Ted Turner’s use of thousands of amateur reenactors to stage the battle is both a blessing and a curse, but mostly a blessing. Let’s face it – the authentically-decked out and equipped amateur soldiers look far more like the real thing than the standard Spanish rent-an-army employed in similar epics such as “Waterloo.” However, I suspect that the troops in the movie, particularly on the Southern side, are cleaner, neater, better fed and older (lots of retired folks are reenactors) than the actual participants in the battles. (A common observation of the time was that you could smell Lee’s troops approaching before you would see them). The other problem with reenactors is they object to having their limbs and heads blown off, or torsos reduced to bloody pulp by cannon balls. This is not “Private Ryan” or “Band of Brothers” – these soldiers, even when blasted by cannon, die clean deaths, and do not convey the historical eyewitness accounts of the horror, not to mention thousands of corpses set out in the hot July sun. But these are very minor quibbles. This is as good a re-enactment using real people as you can expect.

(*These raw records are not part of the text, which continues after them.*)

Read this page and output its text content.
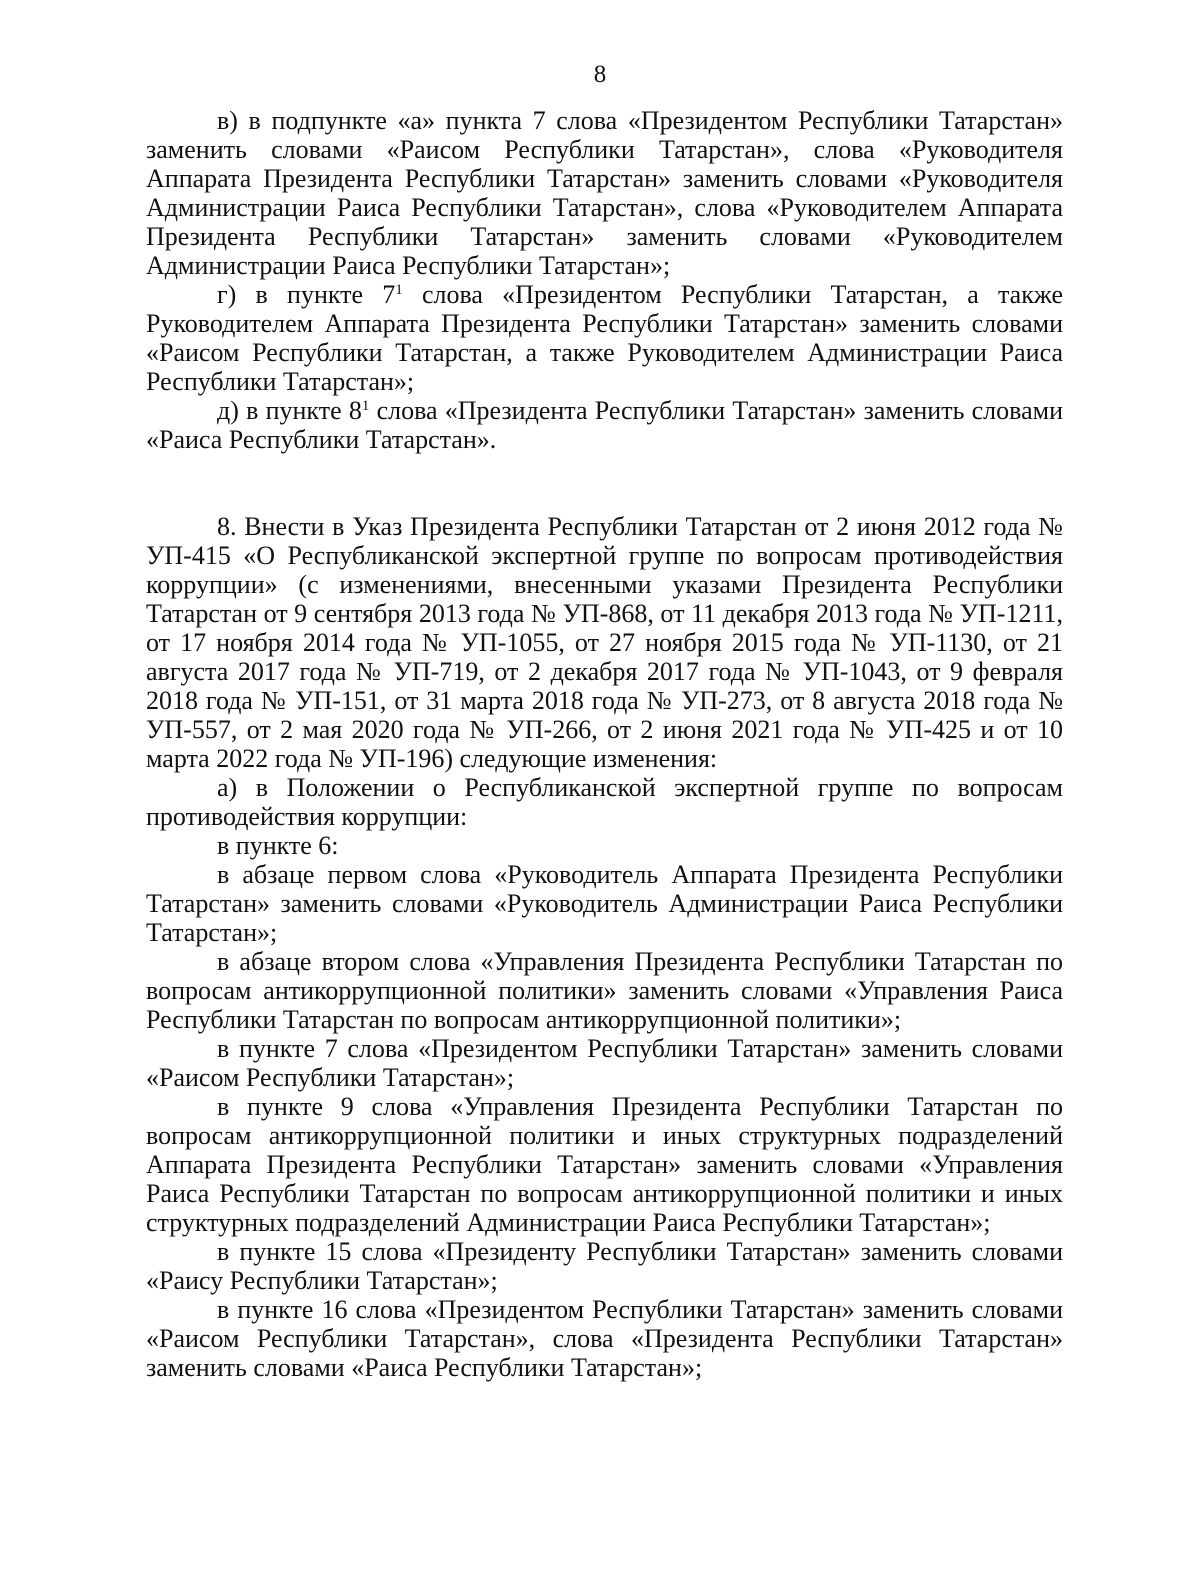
8

в) в подпункте «а» пункта 7 слова «Президентом Республики Татарстан» заменить словами «Раисом Республики Татарстан», слова «Руководителя Аппарата Президента Республики Татарстан» заменить словами «Руководителя Администрации Раиса Республики Татарстан», слова «Руководителем Аппарата Президента Республики Татарстан» заменить словами «Руководителем Администрации Раиса Республики Татарстан»;

г) в пункте $7^1$ слова «Президентом Республики Татарстан, а также Руководителем Аппарата Президента Республики Татарстан» заменить словами «Раисом Республики Татарстан, а также Руководителем Администрации Раиса Республики Татарстан»;

д) в пункте $8^1$ слова «Президента Республики Татарстан» заменить словами «Раиса Республики Татарстан».

8. Внести в Указ Президента Республики Татарстан от 2 июня 2012 года № УП-415 «О Республиканской экспертной группе по вопросам противодействия коррупции» (с изменениями, внесенными указами Президента Республики Татарстан от 9 сентября 2013 года № УП-868, от 11 декабря 2013 года № УП-1211, от 17 ноября 2014 года № УП-1055, от 27 ноября 2015 года № УП-1130, от 21 августа 2017 года № УП-719, от 2 декабря 2017 года № УП-1043, от 9 февраля 2018 года № УП-151, от 31 марта 2018 года № УП-273, от 8 августа 2018 года № УП-557, от 2 мая 2020 года № УП-266, от 2 июня 2021 года № УП-425 и от 10 марта 2022 года № УП-196) следующие изменения:

а) в Положении о Республиканской экспертной группе по вопросам противодействия коррупции:

в пункте 6:

в абзаце первом слова «Руководитель Аппарата Президента Республики Татарстан» заменить словами «Руководитель Администрации Раиса Республики Татарстан»;

в абзаце втором слова «Управления Президента Республики Татарстан по вопросам антикоррупционной политики» заменить словами «Управления Раиса Республики Татарстан по вопросам антикоррупционной политики»;

в пункте 7 слова «Президентом Республики Татарстан» заменить словами «Раисом Республики Татарстан»;

в пункте 9 слова «Управления Президента Республики Татарстан по вопросам антикоррупционной политики и иных структурных подразделений Аппарата Президента Республики Татарстан» заменить словами «Управления Раиса Республики Татарстан по вопросам антикоррупционной политики и иных структурных подразделений Администрации Раиса Республики Татарстан»;

в пункте 15 слова «Президенту Республики Татарстан» заменить словами «Раису Республики Татарстан»;

в пункте 16 слова «Президентом Республики Татарстан» заменить словами «Раисом Республики Татарстан», слова «Президента Республики Татарстан» заменить словами «Раиса Республики Татарстан»;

I recommend “Gettysburg” for historical movie fans, and do not forget the wonderful Ken Burns’ documentary, “The Civil War.”
Rating: 4 / 5

July 1,2,3 of 1863 were pivotal days in our country’s history. “Gettysburg” does an admirable job of summing up the actions and emotions of this battle in about 4 hours. This is the best Civil War movie that you are ever going to see. Why is it so good? Here are a number of reasons:

ONE: The Acting…There is a good amount of solid actors playing key roles in this movie. Sam Elliot, Martin Sheen, Jeff Daniels, and Tom Berenger are the big names. They are supported by other very good actors. They play their parts with proper accents and believability.

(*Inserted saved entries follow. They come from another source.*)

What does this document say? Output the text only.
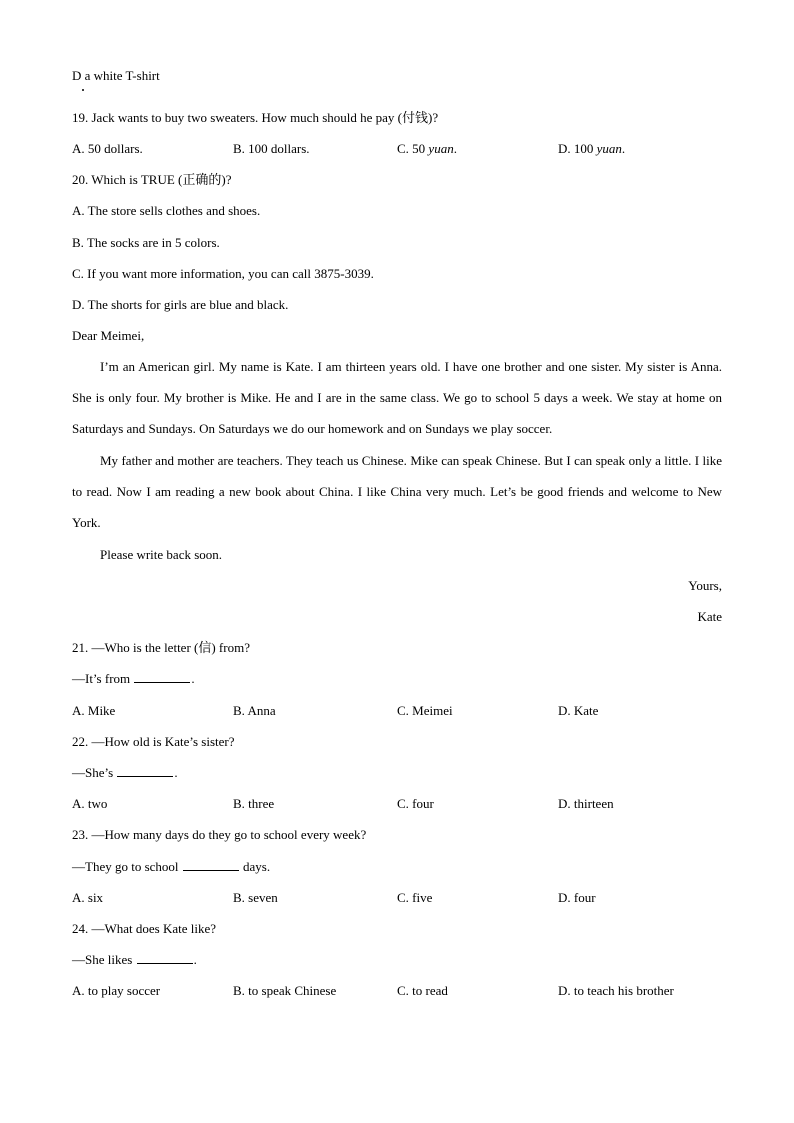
D a white T-shirt
19. Jack wants to buy two sweaters. How much should he pay (付钱)?
A. 50 dollars.	B. 100 dollars.	C. 50 yuan.	D. 100 yuan.
20. Which is TRUE (正确的)?
A. The store sells clothes and shoes.
B. The socks are in 5 colors.
C. If you want more information, you can call 3875-3039.
D. The shorts for girls are blue and black.
Dear Meimei,

I’m an American girl. My name is Kate. I am thirteen years old. I have one brother and one sister. My sister is Anna. She is only four. My brother is Mike. He and I are in the same class. We go to school 5 days a week. We stay at home on Saturdays and Sundays. On Saturdays we do our homework and on Sundays we play soccer.

My father and mother are teachers. They teach us Chinese. Mike can speak Chinese. But I can speak only a little. I like to read. Now I am reading a new book about China. I like China very much. Let’s be good friends and welcome to New York.

Please write back soon.

Yours,
Kate
21. —Who is the letter (信) from?
—It’s from	.
A. Mike	B. Anna	C. Meimei	D. Kate
22. —How old is Kate’s sister?
—She’s	.
A. two	B. three	C. four	D. thirteen
23. —How many days do they go to school every week?
—They go to school	days.
A. six	B. seven	C. five	D. four
24. —What does Kate like?
—She likes	.
A. to play soccer	B. to speak Chinese	C. to read	D. to teach his brother
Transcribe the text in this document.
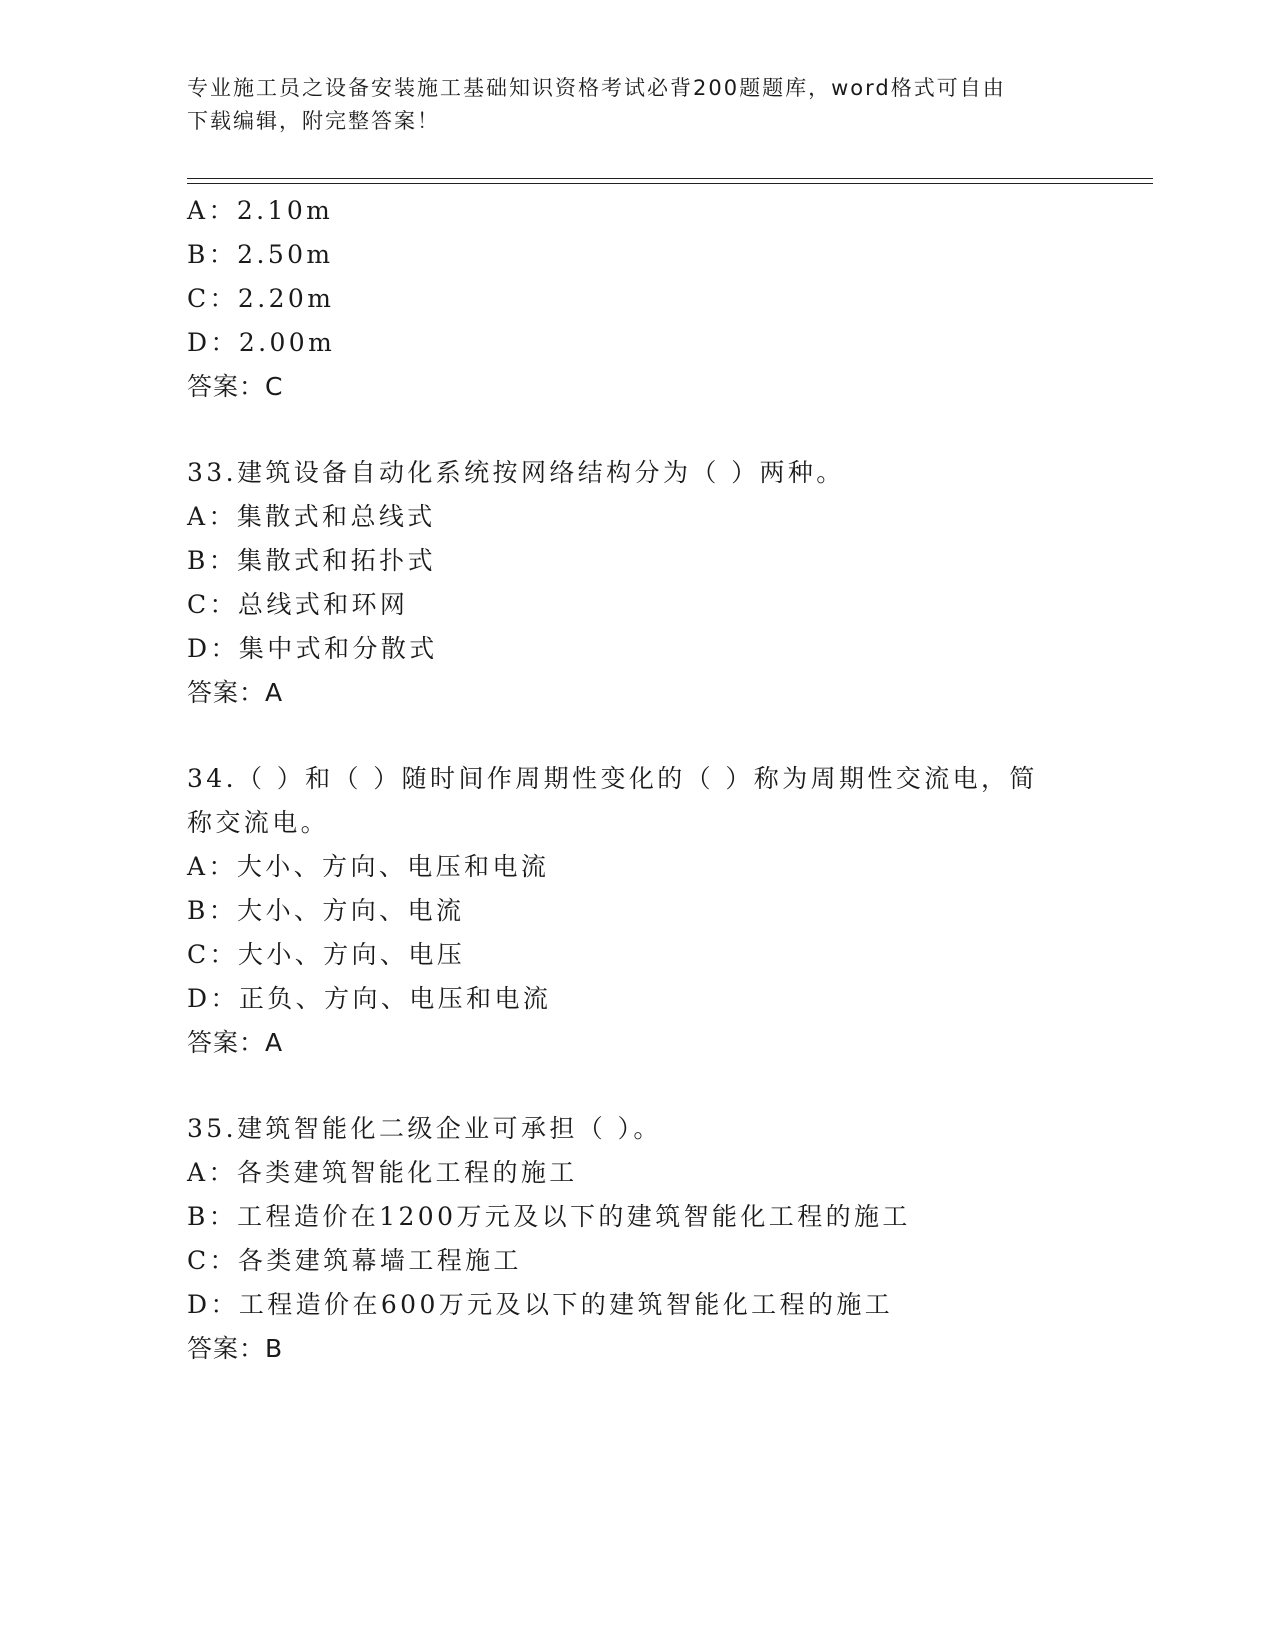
专业施工员之设备安装施工基础知识资格考试必背200题题库，word格式可自由
下载编辑，附完整答案！
A：2.10m
B：2.50m
C：2.20m
D：2.00m
答案：C
33.建筑设备自动化系统按网络结构分为（ ）两种。
A：集散式和总线式
B：集散式和拓扑式
C：总线式和环网
D：集中式和分散式
答案：A
34.（ ）和（ ）随时间作周期性变化的（ ）称为周期性交流电，简
称交流电。
A：大小、方向、电压和电流
B：大小、方向、电流
C：大小、方向、电压
D：正负、方向、电压和电流
答案：A
35.建筑智能化二级企业可承担（ ）。
A：各类建筑智能化工程的施工
B：工程造价在1200万元及以下的建筑智能化工程的施工
C：各类建筑幕墙工程施工
D：工程造价在600万元及以下的建筑智能化工程的施工
答案：B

TWO: Balance…Some Civil War movies almost make the South seem like the bad guys (“Glory” comes to mind). No matter what part of the country you are from, as you watch “Gettysburg” you feel for the fighters on both sides. You understand the tough choices they had to make as this movie spends even time in both army camps. In a normal movie, I would have expected the Pickett’s Charge scene to be a story of the Northerner’s great stand. In this movie, both the South and the North are given their due during this key assault.

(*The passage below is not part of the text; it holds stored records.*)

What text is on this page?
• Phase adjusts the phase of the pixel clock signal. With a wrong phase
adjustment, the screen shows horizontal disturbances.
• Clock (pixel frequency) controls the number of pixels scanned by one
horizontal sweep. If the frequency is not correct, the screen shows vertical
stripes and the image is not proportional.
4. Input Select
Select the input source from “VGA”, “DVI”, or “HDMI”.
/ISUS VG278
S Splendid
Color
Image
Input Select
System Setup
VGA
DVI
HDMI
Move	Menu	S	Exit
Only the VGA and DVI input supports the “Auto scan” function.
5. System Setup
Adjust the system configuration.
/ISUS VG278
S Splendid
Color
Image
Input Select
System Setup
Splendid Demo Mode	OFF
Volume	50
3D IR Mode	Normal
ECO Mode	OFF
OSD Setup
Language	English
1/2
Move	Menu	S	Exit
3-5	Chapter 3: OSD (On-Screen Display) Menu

THREE: Personal Stories…This movie isn’t just about the nuts & bolts of the battle (who was stationed here, who charged there etc…), but it also does a phenomonal job of telling the stories mostly of the key officers in this battle: Buford, Stuart, Chamberlain, Lee, and Longstreet. One part that was especially done well was the struggle between two close friends, Armistead (CSA) and Hancock (USA).

FOUR: Soundtrack…Very appropriate and beautiful music during different parts of the battle.

I could go on, but I think this highlights the strengths of this great movie. It’s one that’s well worth watching.
Rating: 5 / 5

Wonderful depiction of the events leading to a pivotal battle of the Civil War, the battle of Gettysburg, with a focus on 3 key individuals: Confederate General Robert E. Lee (played brilliantly by Martin Sheen), Lee’s second, Lt. General James Longstreet (Tom Berenger), and Union Col Joshua Chamberlain (Jeff Daniels).

Truly classic storytelling beautifully presented. Each key event is intelligently and gently depicted leaving little of the battles, the personalities, and the actions to be misunderstood. I felt much closer to the unfortunate events that were our Civil War than I ever imagined. I don’t consider myself ignorant as a rule, but to tell the truth I never envisioned that the battles were basically fought hand-to-hand, face-to-face, long lines of fighting men falling, almost randomly, on both sides.

This movie, along with John Frankenheimer’s “Andersonville” jump-started a serious interest for me in these historical docudramas, and the Civil War in particular. Thank you Mr. Frankenheimer, and Mr. Ronald Maxwell (director of “Gettysburg”).